Of course what is really importnat here it to understand that, for whatever
reason,  Mathematica always performs this simplification. Once one
understands this behaviour one can adapt the way one enters  input to get
the answers one requires in practically any situation.  One should not
really ask "why Mathematica's behaviour does not correspond to some standard
mathematical practice"  but "what do I have to do to get the kind of answer
I need". I most cases this is quit easy and natural.

Finally, I have in the past got the impression that there are some people
who seem to get upset by the mere one suggestion that Mathematica departs
from some mathemtical standard or convention. But not only is it easy to
find lots of examples when it clearly does so but it is actually inevitable
and desirable that it should do so.

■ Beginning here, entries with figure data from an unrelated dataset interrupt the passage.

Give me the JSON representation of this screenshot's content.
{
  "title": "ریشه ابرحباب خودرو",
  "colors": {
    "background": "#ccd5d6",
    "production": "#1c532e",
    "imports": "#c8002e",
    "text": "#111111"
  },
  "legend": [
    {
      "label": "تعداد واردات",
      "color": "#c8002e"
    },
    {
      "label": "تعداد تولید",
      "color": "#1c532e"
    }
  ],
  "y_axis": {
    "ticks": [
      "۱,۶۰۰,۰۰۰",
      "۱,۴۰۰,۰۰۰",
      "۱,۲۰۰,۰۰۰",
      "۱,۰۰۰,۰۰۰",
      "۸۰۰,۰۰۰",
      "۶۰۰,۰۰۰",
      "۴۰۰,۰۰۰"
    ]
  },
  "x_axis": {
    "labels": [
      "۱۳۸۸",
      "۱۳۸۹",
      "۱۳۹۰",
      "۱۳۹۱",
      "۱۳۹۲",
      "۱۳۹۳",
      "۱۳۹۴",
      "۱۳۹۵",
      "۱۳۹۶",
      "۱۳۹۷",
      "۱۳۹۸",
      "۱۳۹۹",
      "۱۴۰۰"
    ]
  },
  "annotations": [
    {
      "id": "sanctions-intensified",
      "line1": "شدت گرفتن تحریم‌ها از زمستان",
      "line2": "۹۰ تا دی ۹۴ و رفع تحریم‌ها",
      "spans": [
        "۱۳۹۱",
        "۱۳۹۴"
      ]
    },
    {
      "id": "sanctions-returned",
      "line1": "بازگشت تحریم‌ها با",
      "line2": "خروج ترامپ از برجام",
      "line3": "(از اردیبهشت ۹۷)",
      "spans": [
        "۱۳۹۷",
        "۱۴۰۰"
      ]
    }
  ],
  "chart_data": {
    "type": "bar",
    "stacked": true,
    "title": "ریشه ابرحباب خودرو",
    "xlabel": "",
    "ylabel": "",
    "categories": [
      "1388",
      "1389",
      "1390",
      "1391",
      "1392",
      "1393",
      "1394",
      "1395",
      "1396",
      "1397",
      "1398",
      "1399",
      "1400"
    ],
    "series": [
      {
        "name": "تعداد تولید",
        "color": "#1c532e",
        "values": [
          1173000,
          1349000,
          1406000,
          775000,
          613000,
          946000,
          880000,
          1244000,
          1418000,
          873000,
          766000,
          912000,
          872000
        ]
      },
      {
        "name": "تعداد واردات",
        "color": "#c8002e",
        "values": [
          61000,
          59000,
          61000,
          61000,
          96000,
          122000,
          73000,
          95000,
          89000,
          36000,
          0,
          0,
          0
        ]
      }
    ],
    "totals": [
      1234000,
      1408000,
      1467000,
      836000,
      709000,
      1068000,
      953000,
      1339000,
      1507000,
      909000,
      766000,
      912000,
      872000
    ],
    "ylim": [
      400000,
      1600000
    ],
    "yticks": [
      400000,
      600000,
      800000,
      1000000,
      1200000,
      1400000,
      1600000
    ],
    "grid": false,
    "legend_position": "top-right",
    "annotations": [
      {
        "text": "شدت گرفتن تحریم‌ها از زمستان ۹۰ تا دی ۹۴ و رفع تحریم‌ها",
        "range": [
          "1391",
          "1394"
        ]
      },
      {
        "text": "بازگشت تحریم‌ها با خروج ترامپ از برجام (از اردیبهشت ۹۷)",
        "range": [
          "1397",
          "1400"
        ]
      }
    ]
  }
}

Until and unless computers can pass the
"Turing test" or at least a version of it in which the computer pretends to
be a human mathematician and we can't tell the difference, it will be
necessary to learn the language and conventions of any mathematical program
in order to use it effectively.

Andrzej Kozlowski
Toyama International University

>From: "Drago Ganic" <drago.ganic at>
To: mathgroup at
>To: mathgroup at
>Subject: [mg19191] [mg19077] Re: equaltity of lists
>Date: Thu, Aug 5, 1999, 7:35 AM

> Hi there,
> Thanks for the answers, but I still have questions.
> 1. I wanted to test the "objects" in a mathematical and not in
>    a structural way. Therefore I believe I have to use == (Equal)
>    not === (SameQ).
> 2. My reasoning was as follows
>    (I'm not a mathematician so maybe it's wrong)
>    In Mathematics the Set is a very basic way to collect some
>    objects together and treat them as one. In Mathematica the
>    same thing (only finite sets) is implemented with a list
>    with ONE difference: a list has an order and a Set has not.
>    (You can never implement something without order in the
>     computer - you can only neglect the order).
>    So mathematically spoken
>    the set {a, b} IS EQUAL TO the set {b, a}.
>    I can get this behavior in Mathematica if I write
>  Union[{b, a}] == Union[{a, b}]
>  True
>    But when I tread the objects {a,b} and {b,a} as lists the
>    answer to the question should be false if we look at the
>    list as a supplement to the set in a mathematical way.
>    Of course the same is with
>  a == a
>  True
>    and
>  a == b
>  a == b
>    or
>  x == x^2
>  x == x^2
>    Why not False? I don't see that this is only a structural
>    question ("use SameQ, don't use Equal and you will get False").
>    The functions x and x^2 are mathematically not Equal, so an Equal
>    should return False (the case x=1 is not important for function
>    equality). Isn't a variable x just a function f (x) = x?
> 3. Just another example
>    Simplify[(x^2-1)/(x-1)]
>    1+x
>    But the two functions are not mathematically identical
>    (point x=1).
>    When I try to plot the function
>    Plot [(x^2-1)/(x-1),{x,-2,2}]
>    I don't get the graph of the rational function (x^2-1)/(x-1).
>    Instead I get the graph of the linear function 1+x.
>    When I ask
>    Reduce [ (x^2-1)/(x-1) == 1 + x, x]
>    True
>    What with x = 1  ?
> Greetings
> Drago Ganic
> P.J. Hinton <paulh at> wrote in message
> news:Pine.LNX.4.10.9908030840160.1020-100000 at
>> On 2 Aug 1999, Drago Ganic wrote:
>> > Hi !!
>> >
>> > Why don't I get an answer (False) when I ask Mathematica
>> >
>> >     {a,b}=={b,a}
>> >
>> > like the one I get with
>> >
>> >     {1,2}=={2,1}
>> >     False
>> In order to get False as a result in your first example, you must use a
>> stronger logical test function than Equal[].  You need to use SameQ[].
>> In[1]:= {a,b} === {b,a}
>> Out[1]= False
>> --
>> P.J. Hinton
>> Mathematica Programming Group           paulh at
>> Wolfram Research, Inc.
>> Disclaimer: Opinions expressed herein are those of the author alone.